Original poster: "David Rieben" <drieben@xxxxxxxxxxxxxxx>

Matt,

So sorry for the confusion of semantics. I think that I should have stated 1 joule of energy released in 1 nanosecond = the ENERGY
of 1 joule released in 1 second because there is still a net total ener-
gy of 1 joule, any way you slice it, but there is 1 billion x the POWER
rate in the release of 1 joule of energy in 1 nanosecond as opposed
to the release of 1 joule of energy in 1 second. POWER = ENERGY/TIME Sorry for the confusion that the first
posting may have caused.

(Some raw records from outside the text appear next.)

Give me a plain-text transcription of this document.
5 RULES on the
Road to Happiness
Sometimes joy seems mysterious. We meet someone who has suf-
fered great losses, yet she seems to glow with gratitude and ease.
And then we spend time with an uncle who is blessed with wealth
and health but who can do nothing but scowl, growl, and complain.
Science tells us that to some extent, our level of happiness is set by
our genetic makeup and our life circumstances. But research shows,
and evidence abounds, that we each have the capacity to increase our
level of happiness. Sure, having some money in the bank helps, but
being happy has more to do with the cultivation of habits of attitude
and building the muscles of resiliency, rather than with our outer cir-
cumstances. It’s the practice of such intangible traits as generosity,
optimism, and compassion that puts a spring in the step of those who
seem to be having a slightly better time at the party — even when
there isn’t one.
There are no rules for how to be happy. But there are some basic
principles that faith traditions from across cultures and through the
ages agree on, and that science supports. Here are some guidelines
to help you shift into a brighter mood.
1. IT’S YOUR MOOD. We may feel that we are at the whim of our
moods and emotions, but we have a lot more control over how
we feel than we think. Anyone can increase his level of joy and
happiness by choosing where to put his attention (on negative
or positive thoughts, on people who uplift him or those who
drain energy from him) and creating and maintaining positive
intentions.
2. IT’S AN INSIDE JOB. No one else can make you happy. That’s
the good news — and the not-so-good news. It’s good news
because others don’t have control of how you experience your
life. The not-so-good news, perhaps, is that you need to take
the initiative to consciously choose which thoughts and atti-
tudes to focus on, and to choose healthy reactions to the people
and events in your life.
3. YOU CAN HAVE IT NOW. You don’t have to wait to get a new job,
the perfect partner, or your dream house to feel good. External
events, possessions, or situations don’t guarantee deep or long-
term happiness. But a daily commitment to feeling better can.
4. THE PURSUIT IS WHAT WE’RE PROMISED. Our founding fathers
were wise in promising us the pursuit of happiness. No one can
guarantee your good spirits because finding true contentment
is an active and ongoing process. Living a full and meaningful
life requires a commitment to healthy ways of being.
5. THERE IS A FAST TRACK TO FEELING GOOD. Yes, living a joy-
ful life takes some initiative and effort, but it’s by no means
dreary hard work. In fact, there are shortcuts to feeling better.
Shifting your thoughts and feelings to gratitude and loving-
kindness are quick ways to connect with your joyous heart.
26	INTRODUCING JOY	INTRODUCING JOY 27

I knew what I meant but didn't state it
correctly.


David


----- Original Message ----- From: "Tesla list" <tesla@xxxxxxxxxx> To: <tesla@xxxxxxxxxx> Sent: Sunday, August 14, 2005 2:49 PM Subject: Re: Energy levels was: DC power on Tesla secondary


Original poster: Mddeming@xxxxxxx
Hi David,
I think you have that a little skewed.
1 billion joules in 1 sec and 1 joule in 1 nanosecond both represent there same POWER, not the same energy.
Matt D.
In a message dated 8/14/05 2:48:01 P.M. Eastern Daylight Time, tesla@xxxxxxxxxx writes:
I think someone
stated that although 1 joule released in one second and 1 billion joules
released in 1 nanosecond both represent the same total amount of
energy, there would be a tremendous difference in the way that these
equal amounts of energy were released!